Fugir significava sentenciar-me à morte.
No meio do caminho para o meu quarto, a governanta apareceu, e um suspiro escapou de seus lábios ao me ver, antes que seus olhos percorressem o corredor até a câmera que meu querido marido instalou um tempo atrás.
Ela se segurou para não me dar um abraço, mas não conseguiu evitar perguntar: “Devo chamar o médico?”
Estremeci com a palavra, antes de balançar a cabeça.

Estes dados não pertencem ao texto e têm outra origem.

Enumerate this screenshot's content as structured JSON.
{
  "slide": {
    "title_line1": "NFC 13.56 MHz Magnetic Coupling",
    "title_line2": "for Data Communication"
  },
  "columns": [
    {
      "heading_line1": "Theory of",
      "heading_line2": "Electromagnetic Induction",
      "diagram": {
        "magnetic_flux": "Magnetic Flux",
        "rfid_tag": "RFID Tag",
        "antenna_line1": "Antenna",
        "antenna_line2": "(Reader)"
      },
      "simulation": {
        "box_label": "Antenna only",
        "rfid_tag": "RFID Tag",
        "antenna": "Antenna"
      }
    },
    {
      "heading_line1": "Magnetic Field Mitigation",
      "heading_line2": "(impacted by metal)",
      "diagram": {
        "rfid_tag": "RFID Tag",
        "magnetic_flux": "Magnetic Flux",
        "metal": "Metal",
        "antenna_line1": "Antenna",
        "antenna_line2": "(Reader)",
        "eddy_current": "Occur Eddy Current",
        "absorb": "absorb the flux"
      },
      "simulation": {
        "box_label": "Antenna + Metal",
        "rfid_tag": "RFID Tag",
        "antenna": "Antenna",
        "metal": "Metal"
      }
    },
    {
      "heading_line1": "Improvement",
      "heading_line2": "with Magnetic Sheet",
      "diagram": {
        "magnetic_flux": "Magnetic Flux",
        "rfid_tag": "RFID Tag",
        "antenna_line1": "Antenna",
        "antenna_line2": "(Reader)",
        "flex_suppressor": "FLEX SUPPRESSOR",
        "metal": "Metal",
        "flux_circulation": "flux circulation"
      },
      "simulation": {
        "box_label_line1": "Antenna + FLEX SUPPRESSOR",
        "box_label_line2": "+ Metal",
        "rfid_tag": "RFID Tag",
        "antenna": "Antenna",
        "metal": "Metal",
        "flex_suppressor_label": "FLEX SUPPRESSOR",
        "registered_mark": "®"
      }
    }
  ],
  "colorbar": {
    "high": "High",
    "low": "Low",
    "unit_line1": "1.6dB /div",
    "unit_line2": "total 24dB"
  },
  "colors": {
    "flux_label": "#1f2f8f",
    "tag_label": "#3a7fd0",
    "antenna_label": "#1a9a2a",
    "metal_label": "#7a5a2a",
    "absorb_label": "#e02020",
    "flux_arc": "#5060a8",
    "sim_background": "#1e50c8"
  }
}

Os olhos dela percorreram meus ferimentos, novos e reabertos, antes de sussurrar: “O Sr. Matt não gostaria que nenhum dos visitantes dele te visse assim.”
“Não!”, respondi com a voz rouca.
Ela olhou para a câmera mais uma vez, chorando, antes de correr e fechar a distância entre nós: “Soraya! Você precisa ver um médico, você está grávida!”
Ela sabia.
“Eu disse que não”, gritei, com a voz trêmula, antes de sair do calor do abraço dela e, apesar de seus chamados sutis, não parei de caminhar.

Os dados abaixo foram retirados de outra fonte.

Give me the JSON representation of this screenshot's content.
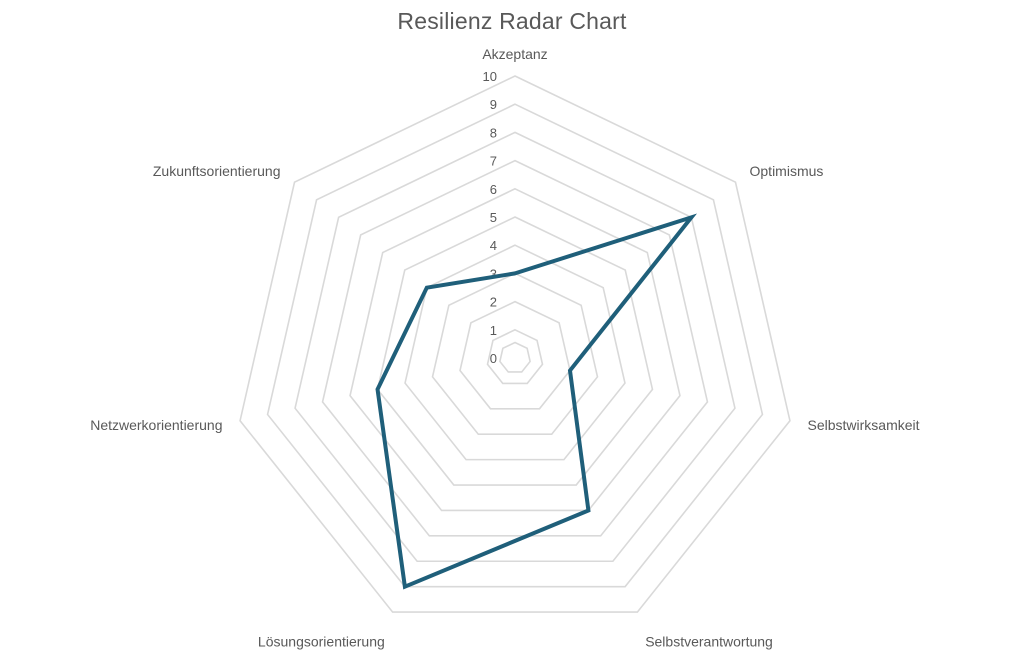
{
  "chart_data": {
    "type": "radar",
    "title": "Resilienz Radar Chart",
    "categories": [
      "Akzeptanz",
      "Optimismus",
      "Selbstwirksamkeit",
      "Selbstverantwortung",
      "Lösungsorientierung",
      "Netzwerkorientierung",
      "Zukunftsorientierung"
    ],
    "series": [
      {
        "values": [
          3,
          8,
          2,
          6,
          9,
          5,
          4
        ]
      }
    ],
    "rlim": [
      0,
      10
    ],
    "ticks": [
      "0",
      "1",
      "2",
      "3",
      "4",
      "5",
      "6",
      "7",
      "8",
      "9",
      "10"
    ],
    "grid": true,
    "legend": "none",
    "colors": {
      "series": "#1f5f7a",
      "grid": "#d9d9d9",
      "text": "#595959"
    }
  }
}
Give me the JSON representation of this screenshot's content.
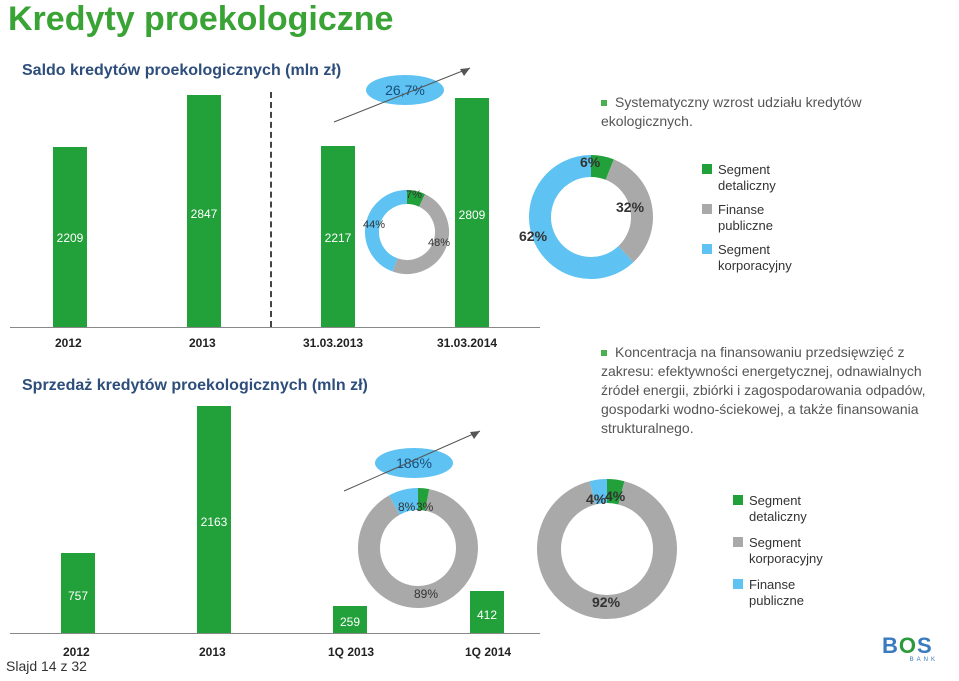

Deus sabe o quanto eu precisava daquele abraço, mas não queria que ela se metesse em encrenca por minha causa.
A Sra. Rose era a única que trazia cor para a minha vida; ela me tratava como a filha dela que estava em um relacionamento do qual não conseguia sair.

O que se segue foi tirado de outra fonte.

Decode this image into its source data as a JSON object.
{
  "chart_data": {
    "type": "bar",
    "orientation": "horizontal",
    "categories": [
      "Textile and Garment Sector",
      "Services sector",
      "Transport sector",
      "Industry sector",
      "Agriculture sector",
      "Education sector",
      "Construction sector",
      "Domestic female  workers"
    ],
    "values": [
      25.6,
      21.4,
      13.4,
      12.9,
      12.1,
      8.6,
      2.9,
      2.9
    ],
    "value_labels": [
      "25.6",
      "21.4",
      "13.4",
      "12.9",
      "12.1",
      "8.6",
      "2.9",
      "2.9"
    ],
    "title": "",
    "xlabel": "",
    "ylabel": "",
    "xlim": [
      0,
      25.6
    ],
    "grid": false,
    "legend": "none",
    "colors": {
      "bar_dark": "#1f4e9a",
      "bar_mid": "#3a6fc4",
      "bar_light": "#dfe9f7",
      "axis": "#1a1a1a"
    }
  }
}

Ela me deu tantas alternativas e, toda vez que me via chegar em casa de carro, era como se eu a tivesse golpeado.
Eu não podia deixá-lo.
Tentei uma vez e fui parar em coma... ela não sabia disso, mas aquilo era passado... Agora não seria apenas eu, mas sim mais um saco de pancadas.
Ao entrar na segurança do meu quarto, tranquei a porta antes de deixar as lágrimas caírem livremente.
“Ele nunca vai me deixar ir, nem vai deixar meu bebê inocente viver”, eu disse a mim mesma, enquanto a realidade me atingia.
Imagens de como seria o futuro passaram pela minha mente e, ainda com lágrimas, atravessei o quarto.
Ajoelhei-me ao lado da cama, levantei o tapete e forcei a tábua do piso solta, revelando o pequeno compartimento que esculpi cerca de dois meses atrás.
Dentro havia um celular descartável, um passaporte falso e uma passagem para minha liberdade.
O que eu estava pensando ao contar a Matt que estava grávida?
Eu não poderia trazer um bebê para o mundo dele... minhas mãos desceram pela minha barriga.
Ele/ela não deveria ser forçado a ter um monstro como pai... Eu poderia suportar isso, mas ver meu filho sofrer com a raiva do Matt não era o que eu queria, nem mesmo para o meu pior inimigo.
Minha respiração falhou quando liguei o celular descartável.
A linha tocou uma vez antes de alguém atender.
“Demorou, Soraya”, a voz robótica perguntou calmamente, “tem certeza de que quer fazer isso?”
Meus olhos encontraram o guarda-roupa onde guardei os presentes de culpa dele, desde anéis de diamante e colares até bolsas Birkin e vestidos... Eu nem conseguia lembrar a última vez que usei qualquer um deles.
“Sim”, engoli em seco. “Eu quero sair.”
Houve uma pausa, fazendo o medo surgir... e se isso fosse um teste de Matt?
Balancei a cabeça; ele não sabia da minha ida ao médico na noite seguinte à que ele me agrediu, bêbado.
“Tem certeza?”
Em vez de responder, minhas mãos apertaram minha barriga: “Não estou pensando apenas em mim mais... não vou deixá-lo machucar meu filho.”
“Muito bem”, a voz respondeu, soando quase orgulhosa da minha decisão. “Você sabe o que fazer.”
A ligação terminou e, menos de uma hora depois, houve uma batida suave na minha porta.
Congelei quando outra batida veio, urgente desta vez.
Uma caixa pequena e sem marca estava no chão quando abri a porta.
Sem bilhete. Sem nome.
Minhas mãos tremeram quando a peguei e fechei a porta, rezando para que ninguém tivesse visto essa troca.
Dentro havia pílulas e, por um momento, a dúvida tomou conta de mim.
E se isso der errado? Ou e se eu não acordar?
Então me lembrei do rosto enfurecido de Matt e da imagem das mãos dele encontrando meu rosto... e depois da vida crescendo dentro dela.
Correr o risco valia a pena se significasse que eu não submeteria meu bebê a essa vida.
No início, fiquei com medo de que não estivesse funcionando, até sentir o mundo ao meu redor girar.
Consegui chegar ao corredor principal antes que minhas pernas cedessem.